Gli effetti collaterali del tecnopanico

Uno dei meriti maggiori di Tecnopanico è quello di mostrare come queste narrazioni dedicate alla tecnologia siano spesso molto simili tra loro e adattabili alle caratteristiche delle tecnologie verso cui vengono indirizzate e come abbiano la capacità di diventare molto potenti, specialmente nel mainstream, spesso finendo per indebolire anche le critiche più sostanziali, necessarie e radicali: “Uno degli effetti collaterali più perversi del tecnopanico è proprio questo:  rende molto più difficile articolare obiezioni e analisi ragionate, basate su dati e riflessioni approfondite, senza essere immediatamente inglobati (o respinti) dentro una narrazione allarmistica già saturata”, spiega Acerbi. Questo accade anche alla ricerca accademica, che fatica a spingere i suoi risultati e il suo punto di vista: “Quando ogni critica viene assorbita in un ecosistema comunicativo dominato da titoli sensazionalistici, indignazione morale e profezie apocalittiche, le voci più pacate rischiano di suonare troppo distaccate o addirittura complici del sistema. In realtà penso sia il contrario. Come scrivo nel libro, ho spesso notato una strana convergenza tra tecno-ottimisti e tecno-catastrofisti: entrambi pensano che le tecnologie abbiano un effetto deterministico e dirompente sugli individui e sulla società e che il nostro ruolo sia soprattutto passivo. Come visto negli esempi di cui abbiamo parlato, le narrazioni allarmistiche fanno molto comodo a coloro che controllano questi strumenti: legittimano il loro (presunto) potere e oscurano i problemi più pressanti”, conclude Acerbi.  

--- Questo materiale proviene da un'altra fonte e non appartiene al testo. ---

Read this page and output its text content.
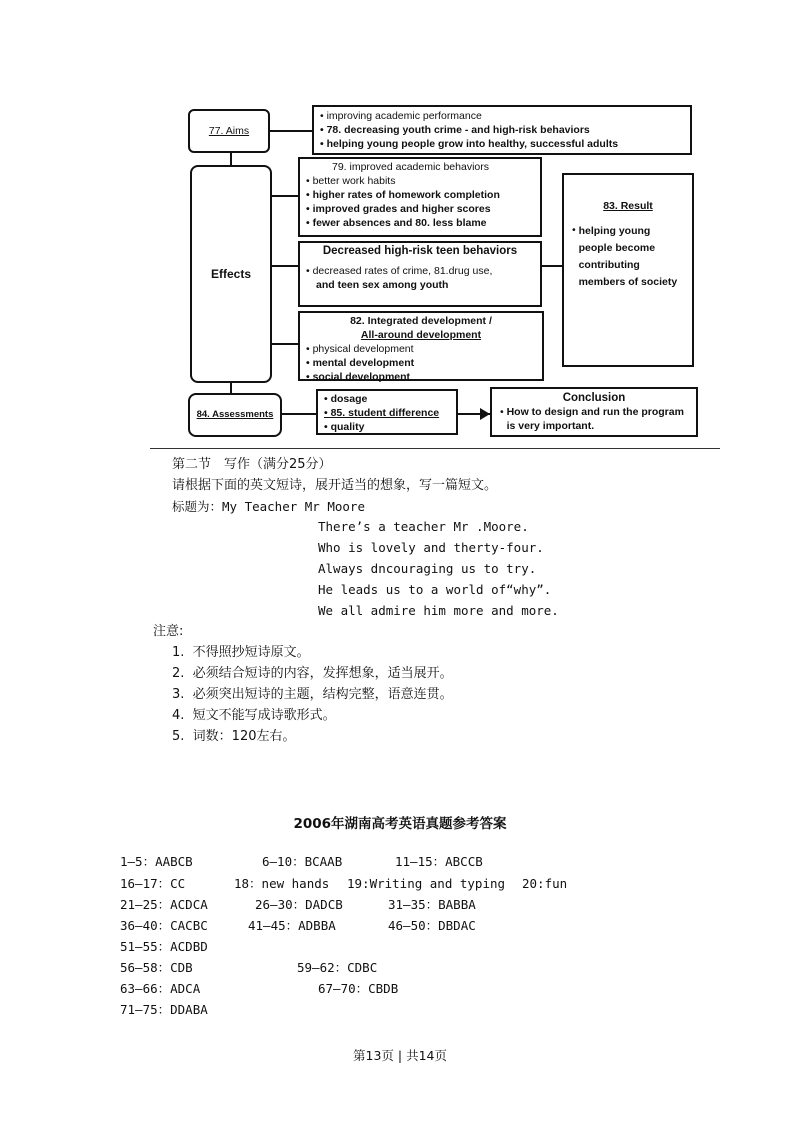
77. Aims
• improving academic performance
• 78. decreasing youth crime - and high-risk behaviors
• helping young people grow into healthy, successful adults
Effects
79. improved academic behaviors
• better work habits
• higher rates of homework completion
• improved grades and higher scores
• fewer absences and 80. less blame
Decreased high-risk teen behaviors
• decreased rates of crime, 81.drug use,
and teen sex among youth
82. Integrated development /
All-around development
• physical development
• mental development
• social development
83. Result
• helping young people become contributing members of society
84. Assessments
• dosage
• 85. student difference
• quality
Conclusion
• How to design and run the program is very important.
第二节　写作（满分25分）
请根据下面的英文短诗，展开适当的想象，写一篇短文。
标题为：My Teacher Mr Moore
There’s a teacher Mr .Moore.
Who is lovely and therty-four.
Always dncouraging us to try.
He leads us to a world of“why”.
We all admire him more and more.
注意:
1.  不得照抄短诗原文。
2.  必须结合短诗的内容，发挥想象，适当展开。
3.  必须突出短诗的主题，结构完整，语意连贯。
4.  短文不能写成诗歌形式。
5.  词数：120左右。
2006年湖南高考英语真题参考答案
1—5：AABCB	6—10：BCAAB	11—15：ABCCB
16—17：CC	18：new hands 19:Writing and typing 20:fun
21—25：ACDCA	26—30：DADCB	31—35：BABBA
36—40：CACBC	41—45：ADBBA	46—50：DBDAC
51—55：ACDBD
56—58：CDB	59—62：CDBC
63—66：ADCA	67—70：CBDB
71—75：DDABA
第13页 | 共14页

Questo è particolarmente evidente in relazione all’AI, attorno alla quale il dibattito è ancora sensazionalistico e spesso guidato dalle aziende, che hanno tutto l’interesse a farsi percepire come le uniche depositarie delle soluzioni necessarie a tenere sotto controllo i pericoli connessi alla tecnologia che esse stesse stanno creando. Il risultato è far, di nuovo, passare l’AI come qualcosa di magico, depositario di poteri e tratti inspiegabili e di difficile controllo, forse prossimi alla presa del potere, come vuole il topos narrativo più abusato relativo alla tecnologia. Alla società digitale in cui ci troviamo, però, servono meno narrazioni e più ricerca, meno profezie e più policy e, in definitiva, meno tecnopanico e più critica.